"Ölü insanlar görüyorum, ölü olduklarını bilmiyorlar..."
***
Ambulansın gelmesiyle hastane bahçesi kısa sürede kalabalık olmuştu. Neredeyse bütün personel bahçede, olan biteni anlamaya çalışıyordu. Ben ise olayın şokunu hala atlatamamıştım. Banka oturmuş başımı öne eğmiştim. Çok geçmeden ambulans personeli binadan sedye ile Paul'ün cansız bedenini çıkarmıştı. Kalabalığın arasından geçip ambulansa bindiler.
Hastane görevlileri kalabalığı dağıtmaya çalışarak ambulansın hastaneden çıkmasına yardım ediyordu. Birkaç saniye içerisinde kapıdan çıkan ambulansın ardından içeriye polis aracı girdi.
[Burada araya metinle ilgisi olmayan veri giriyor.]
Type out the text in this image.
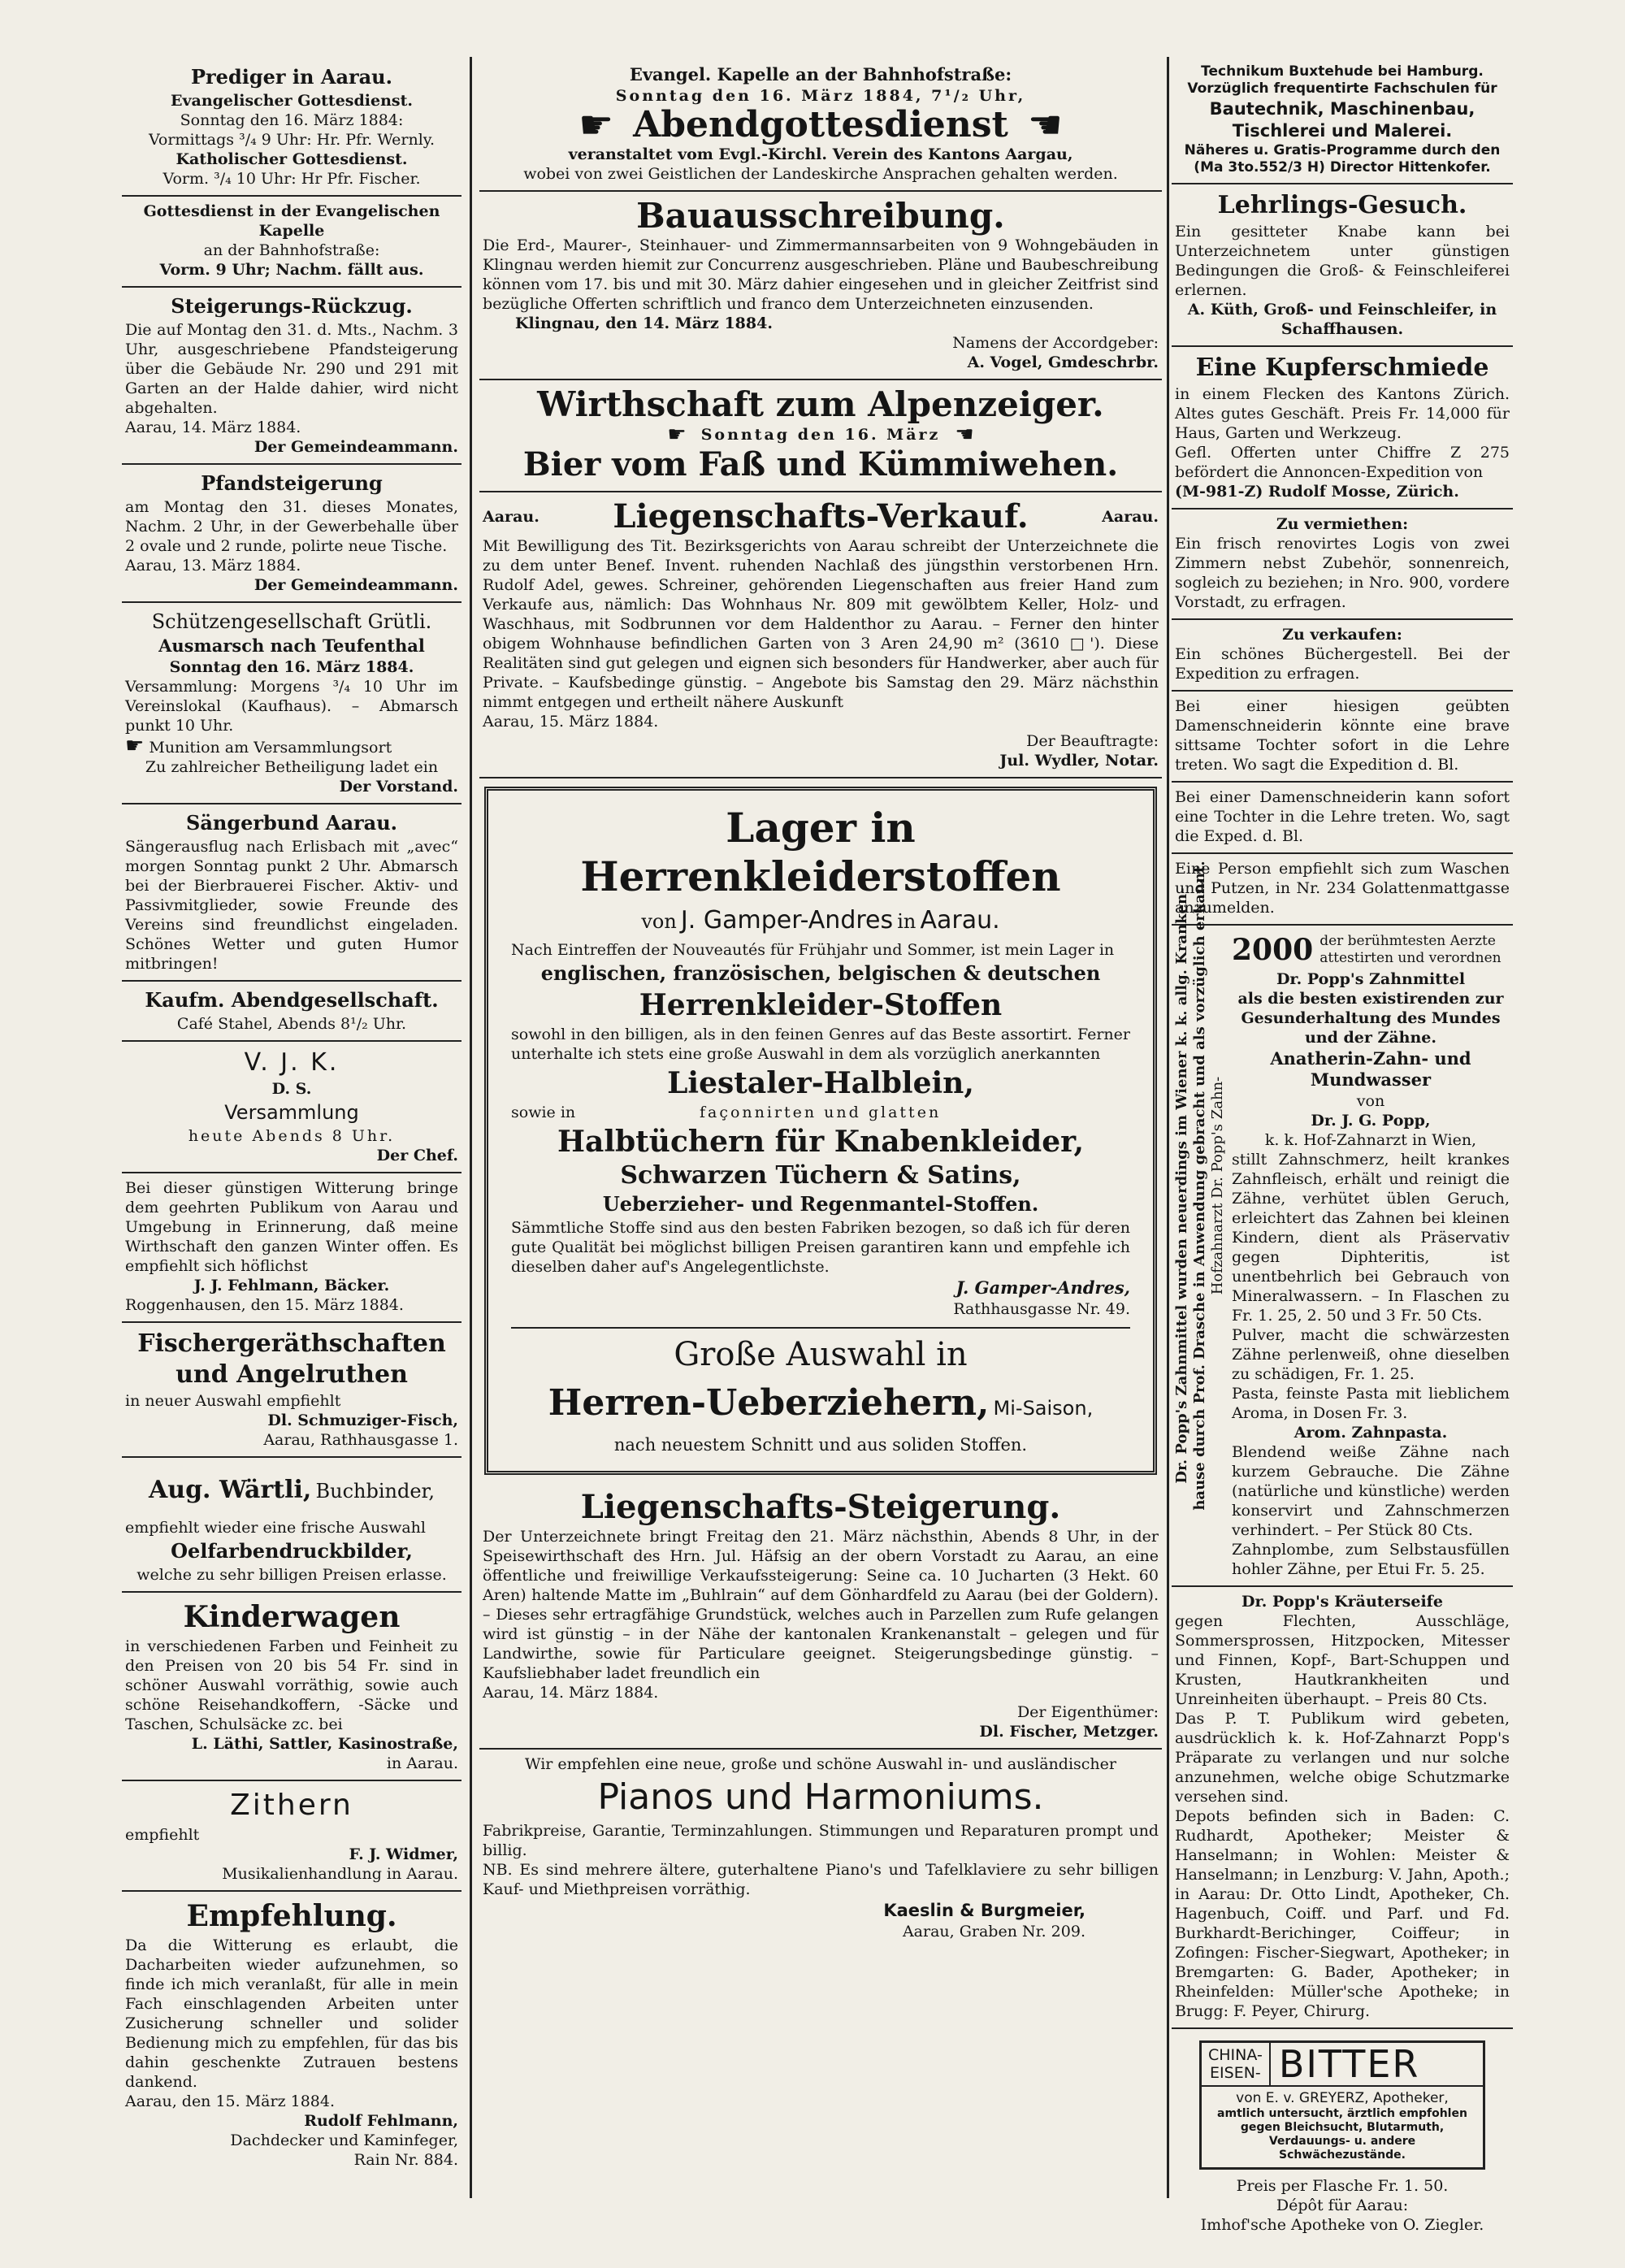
Prediger in Aarau.

Evangelischer Gottesdienst.

Sonntag den 16. März 1884:

Vormittags ³/₄ 9 Uhr: Hr. Pfr. Wernly.

Katholischer Gottesdienst.

Vorm. ³/₄ 10 Uhr: Hr Pfr. Fischer.

Gottesdienst in der Evangelischen Kapelle

an der Bahnhofstraße:

Vorm. 9 Uhr; Nachm. fällt aus.

Steigerungs-Rückzug.

Die auf Montag den 31. d. Mts., Nachm. 3 Uhr, ausgeschriebene Pfandsteigerung über die Gebäude Nr. 290 und 291 mit Garten an der Halde dahier, wird nicht abgehalten.

Aarau, 14. März 1884.

Der Gemeindeammann.

Pfandsteigerung

am Montag den 31. dieses Monates, Nachm. 2 Uhr, in der Gewerbehalle über 2 ovale und 2 runde, polirte neue Tische.

Aarau, 13. März 1884.

Der Gemeindeammann.

Schützengesellschaft Grütli.

Ausmarsch nach Teufenthal

Sonntag den 16. März 1884.

Versammlung: Morgens ³/₄ 10 Uhr im Vereinslokal (Kaufhaus). – Abmarsch punkt 10 Uhr.

☛ Munition am Versammlungsort

Zu zahlreicher Betheiligung ladet ein

Der Vorstand.

Sängerbund Aarau.

Sängerausflug nach Erlisbach mit „avec“ morgen Sonntag punkt 2 Uhr. Abmarsch bei der Bierbrauerei Fischer. Aktiv- und Passivmitglieder, sowie Freunde des Vereins sind freundlichst eingeladen. Schönes Wetter und guten Humor mitbringen!

Kaufm. Abendgesellschaft.

Café Stahel, Abends 8¹/₂ Uhr.

V. J. K.

D. S.

Versammlung

heute Abends 8 Uhr.

Der Chef.

Bei dieser günstigen Witterung bringe dem geehrten Publikum von Aarau und Umgebung in Erinnerung, daß meine Wirthschaft den ganzen Winter offen. Es empfiehlt sich höflichst

J. J. Fehlmann, Bäcker.

Roggenhausen, den 15. März 1884.

Fischergeräthschaften

und Angelruthen

in neuer Auswahl empfiehlt

Dl. Schmuziger-Fisch,

Aarau, Rathhausgasse 1.

Aug. Wärtli, Buchbinder,

empfiehlt wieder eine frische Auswahl

Oelfarbendruckbilder,

welche zu sehr billigen Preisen erlasse.

Kinderwagen

in verschiedenen Farben und Feinheit zu den Preisen von 20 bis 54 Fr. sind in schöner Auswahl vorräthig, sowie auch schöne Reisehandkoffern, -Säcke und Taschen, Schulsäcke zc. bei

L. Läthi, Sattler, Kasinostraße,

in Aarau.

Zithern

empfiehlt

F. J. Widmer,

Musikalienhandlung in Aarau.

Empfehlung.

Da die Witterung es erlaubt, die Dacharbeiten wieder aufzunehmen, so finde ich mich veranlaßt, für alle in mein Fach einschlagenden Arbeiten unter Zusicherung schneller und solider Bedienung mich zu empfehlen, für das bis dahin geschenkte Zutrauen bestens dankend.

Aarau, den 15. März 1884.

Rudolf Fehlmann,

Dachdecker und Kaminfeger,

Rain Nr. 884.

Evangel. Kapelle an der Bahnhofstraße:

Sonntag den 16. März 1884, 7¹/₂ Uhr,

☛ Abendgottesdienst ☚

veranstaltet vom Evgl.-Kirchl. Verein des Kantons Aargau,

wobei von zwei Geistlichen der Landeskirche Ansprachen gehalten werden.

Bauausschreibung.

Die Erd-, Maurer-, Steinhauer- und Zimmermannsarbeiten von 9 Wohngebäuden in Klingnau werden hiemit zur Concurrenz ausgeschrieben. Pläne und Baubeschreibung können vom 17. bis und mit 30. März dahier eingesehen und in gleicher Zeitfrist sind bezügliche Offerten schriftlich und franco dem Unterzeichneten einzusenden.

Klingnau, den 14. März 1884.

Namens der Accordgeber:

A. Vogel, Gmdeschrbr.

Wirthschaft zum Alpenzeiger.

☛ Sonntag den 16. März ☚

Bier vom Faß und Kümmiwehen.

Aarau. Liegenschafts-Verkauf.	Aarau.

Mit Bewilligung des Tit. Bezirksgerichts von Aarau schreibt der Unterzeichnete die zu dem unter Benef. Invent. ruhenden Nachlaß des jüngsthin verstorbenen Hrn. Rudolf Adel, gewes. Schreiner, gehörenden Liegenschaften aus freier Hand zum Verkaufe aus, nämlich: Das Wohnhaus Nr. 809 mit gewölbtem Keller, Holz- und Waschhaus, mit Sodbrunnen vor dem Haldenthor zu Aarau. – Ferner den hinter obigem Wohnhause befindlichen Garten von 3 Aren 24,90 m² (3610 □'). Diese Realitäten sind gut gelegen und eignen sich besonders für Handwerker, aber auch für Private. – Kaufsbedinge günstig. – Angebote bis Samstag den 29. März nächsthin nimmt entgegen und ertheilt nähere Auskunft

Aarau, 15. März 1884.

Der Beauftragte:

Jul. Wydler, Notar.

Lager in Herrenkleiderstoffen

von J. Gamper-Andres in Aarau.

Nach Eintreffen der Nouveautés für Frühjahr und Sommer, ist mein Lager in

englischen, französischen, belgischen & deutschen

Herrenkleider-Stoffen

sowohl in den billigen, als in den feinen Genres auf das Beste assortirt. Ferner unterhalte ich stets eine große Auswahl in dem als vorzüglich anerkannten

Liestaler-Halblein,

sowie in	façonnirten und glatten

Halbtüchern für Knabenkleider,

Schwarzen Tüchern & Satins,

Ueberzieher- und Regenmantel-Stoffen.

Sämmtliche Stoffe sind aus den besten Fabriken bezogen, so daß ich für deren gute Qualität bei möglichst billigen Preisen garantiren kann und empfehle ich dieselben daher auf's Angelegentlichste.

J. Gamper-Andres,

Rathhausgasse Nr. 49.

Große Auswahl in

Herren-Ueberziehern, Mi-Saison,

nach neuestem Schnitt und aus soliden Stoffen.

Liegenschafts-Steigerung.

Der Unterzeichnete bringt Freitag den 21. März nächsthin, Abends 8 Uhr, in der Speisewirthschaft des Hrn. Jul. Häfsig an der obern Vorstadt zu Aarau, an eine öffentliche und freiwillige Verkaufssteigerung: Seine ca. 10 Jucharten (3 Hekt. 60 Aren) haltende Matte im „Buhlrain“ auf dem Gönhardfeld zu Aarau (bei der Goldern). – Dieses sehr ertragfähige Grundstück, welches auch in Parzellen zum Rufe gelangen wird ist günstig – in der Nähe der kantonalen Krankenanstalt – gelegen und für Landwirthe, sowie für Particulare geeignet. Steigerungsbedinge günstig. – Kaufsliebhaber ladet freundlich ein

Aarau, 14. März 1884.

Der Eigenthümer:

Dl. Fischer, Metzger.

Wir empfehlen eine neue, große und schöne Auswahl in- und ausländischer

Pianos und Harmoniums.

Fabrikpreise, Garantie, Terminzahlungen. Stimmungen und Reparaturen prompt und billig.

NB. Es sind mehrere ältere, guterhaltene Piano's und Tafelklaviere zu sehr billigen Kauf- und Miethpreisen vorräthig.

Kaeslin & Burgmeier,

Aarau, Graben Nr. 209.

Technikum Buxtehude bei Hamburg.

Vorzüglich frequentirte Fachschulen für

Bautechnik, Maschinenbau,

Tischlerei und Malerei.

Näheres u. Gratis-Programme durch den

(Ma 3to.552/3 H) Director Hittenkofer.

Lehrlings-Gesuch.

Ein gesitteter Knabe kann bei Unterzeichnetem unter günstigen Bedingungen die Groß- & Feinschleiferei erlernen.

A. Küth, Groß- und Feinschleifer, in Schaffhausen.

Eine Kupferschmiede

in einem Flecken des Kantons Zürich. Altes gutes Geschäft. Preis Fr. 14,000 für Haus, Garten und Werkzeug.

Gefl. Offerten unter Chiffre Z 275 befördert die Annoncen-Expedition von

(M-981-Z) Rudolf Mosse, Zürich.

Zu vermiethen:

Ein frisch renovirtes Logis von zwei Zimmern nebst Zubehör, sonnenreich, sogleich zu beziehen; in Nro. 900, vordere Vorstadt, zu erfragen.

Zu verkaufen:

Ein schönes Büchergestell. Bei der Expedition zu erfragen.

Bei einer hiesigen geübten Damenschneiderin könnte eine brave sittsame Tochter sofort in die Lehre treten. Wo sagt die Expedition d. Bl.

Bei einer Damenschneiderin kann sofort eine Tochter in die Lehre treten. Wo, sagt die Exped. d. Bl.

Eine Person empfiehlt sich zum Waschen und Putzen, in Nr. 234 Golattenmattgasse anzumelden.

Dr. Popp's Zahnmittel wurden neuerdings im Wiener k. k. allg. Kranken- hause durch Prof. Drasche in Anwendung gebracht und als vorzüglich erkannt. Hofzahnarzt Dr. Popp's Zahn-
2000 der berühmtesten Aerzte attestirten und verordnen

Dr. Popp's Zahnmittel

als die besten existirenden zur Gesunderhaltung des Mundes und der Zähne.

Anatherin-Zahn- und Mundwasser

von

Dr. J. G. Popp,

k. k. Hof-Zahnarzt in Wien,

stillt Zahnschmerz, heilt krankes Zahnfleisch, erhält und reinigt die Zähne, verhütet üblen Geruch, erleichtert das Zahnen bei kleinen Kindern, dient als Präservativ gegen Diphteritis, ist unentbehrlich bei Gebrauch von Mineralwassern. – In Flaschen zu Fr. 1. 25, 2. 50 und 3 Fr. 50 Cts.

Pulver, macht die schwärzesten Zähne perlenweiß, ohne dieselben zu schädigen, Fr. 1. 25.

Pasta, feinste Pasta mit lieblichem Aroma, in Dosen Fr. 3.

Arom. Zahnpasta.

Blendend weiße Zähne nach kurzem Gebrauche. Die Zähne (natürliche und künstliche) werden konservirt und Zahnschmerzen verhindert. – Per Stück 80 Cts.

Zahnplombe, zum Selbstausfüllen hohler Zähne, per Etui Fr. 5. 25.

Dr. Popp's Kräuterseife

gegen Flechten, Ausschläge, Sommersprossen, Hitzpocken, Mitesser und Finnen, Kopf-, Bart-Schuppen und Krusten, Hautkrankheiten und Unreinheiten überhaupt. – Preis 80 Cts.

Das P. T. Publikum wird gebeten, ausdrücklich k. k. Hof-Zahnarzt Popp's Präparate zu verlangen und nur solche anzunehmen, welche obige Schutzmarke versehen sind.

Depots befinden sich in Baden: C. Rudhardt, Apotheker; Meister & Hanselmann; in Wohlen: Meister & Hanselmann; in Lenzburg: V. Jahn, Apoth.; in Aarau: Dr. Otto Lindt, Apotheker, Ch. Hagenbuch, Coiff. und Parf. und Fd. Burkhardt-Berichinger, Coiffeur; in Zofingen: Fischer-Siegwart, Apotheker; in Bremgarten: G. Bader, Apotheker; in Rheinfelden: Müller'sche Apotheke; in Brugg: F. Peyer, Chirurg.

CHINA-
EISEN- BITTER

von E. v. GREYERZ, Apotheker,

amtlich untersucht, ärztlich empfohlen

gegen Bleichsucht, Blutarmuth, Verdauungs- u. andere Schwächezustände.

Preis per Flasche Fr. 1. 50.

Dépôt für Aarau:

Imhof'sche Apotheke von O. Ziegler.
Binaya yaklaştı. Zaten meraklı olan kalabalık iyice toplanmaya başladı. Araçtan inen iki polis memuru binanın önünde hemşirelerle kısa bir konuşma yaptı. Başımı kaldırıp o tarafa doğru bakıyordum ki hemşirelerden biri parmağıyla beni işaret etti. Polisler bana doğru yürümeye başladı.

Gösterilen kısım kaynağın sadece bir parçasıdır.